In the family of RL algorithms, Twin Delayed Deep Deterministic Policy Gradient (TD3) is emerging, in some circles, as a solid candidate for financial applications. TD3 is designed for continuous action spaces, making it particularly well-suited to trading problems where position sizing and timing are not binary but require fine-grained control. If we compare it to its predecessor, DDPG, TD3 brings in crucial stability improvements such as using more than one critic, adding noise smoothing to the target actions and also delaying policy updates to prevent overfitting to transient fluctuations.
Our core aim with this article, as always, is to demonstrate how TD3 models, when trained in python, can be merged into MQL5’s Expert Advisor framework, for prototyping.

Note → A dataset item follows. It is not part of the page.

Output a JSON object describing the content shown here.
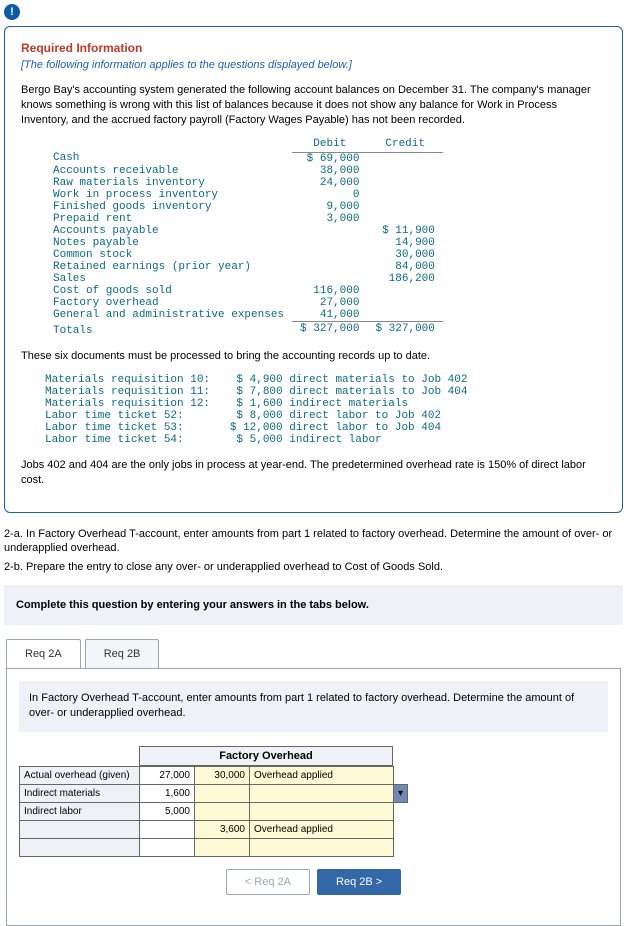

Specifically, we aim to demonstrate how a TD3 actor network that gets exported to the ONNX format can be wrapped and consumed inside a custom signal class. As always, these signal classes then get assembled into a trading robot using the MQL5 Wizard.
To anchor this discussion with some more ‘practicality’, the article will conclude with a review of some forward tests performed in MetaTrader’s Strategy Tester. Three reports are analyzed each covering the 3 signal patterns we had chosen for further study in the ‘Part-74’ article. These were the signal patterns 0, 1, and 5.